Game Design From Outer Space

Pinterest is one of the tools we use during the preproduction phase because it allows us to collect pieces of art, sketches and graphic styles.


Pinterest: Our Visual Inspiration Archive

As game designers we are open to any kind of input, and we’re eager for inspiration. We try to watch as many movies and tv series as we can, read many books (even if I can do a lot better), and obviously play a ton of digital and not-digital games. Most of the times, you cannot predict when a single piece of inspiration will be useful, you feel it’s good but you don’t really know when. That’s why I love to keep them archived in an accessible and ordered profile on Pinterest, the visual bookmark tool.

If you go to Pinterest.com/Urustar – at the time I’m writing this – there are 810 pins archived in 51 different boards. Obviously you can find a board with sketches and screenshots of our released games. We have some thematic boards dedicated to architecture, colours, animation and drawing references, for example. Also we have another kind of boards, more like a library: our favourite games, some old board games, or infographics. Every time I found something beautiful, weird or creepy I pin it on a board so I’m sure I’ll be able to find it later in the future. I often ask myself what makes an image interesting and why it hit me (a good inspiration for future environment design, the colour palette, the graphic style?), and then I archive it. And that’s why I rarely pin an image to more than one board.

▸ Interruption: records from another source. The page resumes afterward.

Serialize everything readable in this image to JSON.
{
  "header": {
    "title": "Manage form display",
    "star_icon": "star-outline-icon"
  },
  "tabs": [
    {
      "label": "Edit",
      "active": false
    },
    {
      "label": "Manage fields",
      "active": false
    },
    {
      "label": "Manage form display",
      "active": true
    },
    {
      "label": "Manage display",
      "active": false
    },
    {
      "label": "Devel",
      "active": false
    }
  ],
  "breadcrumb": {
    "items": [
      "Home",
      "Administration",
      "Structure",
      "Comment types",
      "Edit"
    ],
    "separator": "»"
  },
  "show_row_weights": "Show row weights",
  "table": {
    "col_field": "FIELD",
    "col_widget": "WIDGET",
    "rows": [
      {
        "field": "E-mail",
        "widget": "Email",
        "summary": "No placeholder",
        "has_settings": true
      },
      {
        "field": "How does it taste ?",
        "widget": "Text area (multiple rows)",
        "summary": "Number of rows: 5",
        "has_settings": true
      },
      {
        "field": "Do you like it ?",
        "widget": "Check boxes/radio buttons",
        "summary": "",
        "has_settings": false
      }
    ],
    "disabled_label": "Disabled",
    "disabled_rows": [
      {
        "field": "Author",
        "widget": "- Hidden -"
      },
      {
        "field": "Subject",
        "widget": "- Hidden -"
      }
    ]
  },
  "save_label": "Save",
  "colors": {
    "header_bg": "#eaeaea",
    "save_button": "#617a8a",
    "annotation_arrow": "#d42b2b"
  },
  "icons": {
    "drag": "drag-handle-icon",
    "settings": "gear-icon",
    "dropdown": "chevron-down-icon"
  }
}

Every time we start a new project I create a new board on Pinterest exclusively dedicated to that game. It’s one of the first thing I do during the preproduction phase. I invite all my team to the board so everyone can collaborate – if they want to – with their own account. If there’s something appropriate for the game, I repin a few images previously posted on our thematic inspirational boards. Often who’s in charge of the art (and the creative director of the project) is the one who is responsible to search for inspirational images, pieces of art or drawings.

We look at the subject and at the graphic style, as well, but the first goal is to set the mood of the project. It’s like a virtual corkboard: you can pin photos and postcards even if they’re not useful for the artist, but that board is a reminder of what feeling you’re searching for. You can check the Zwan inspiration board, where I collected details of Hieronymus Bosch’s paintings, low poly 3d art and modern surrealist artworks altogether.

I usually say we have more Pinterest boards then actual projects. But as long as we can find ideas and inspiration around (and within) us, I think it’s ok.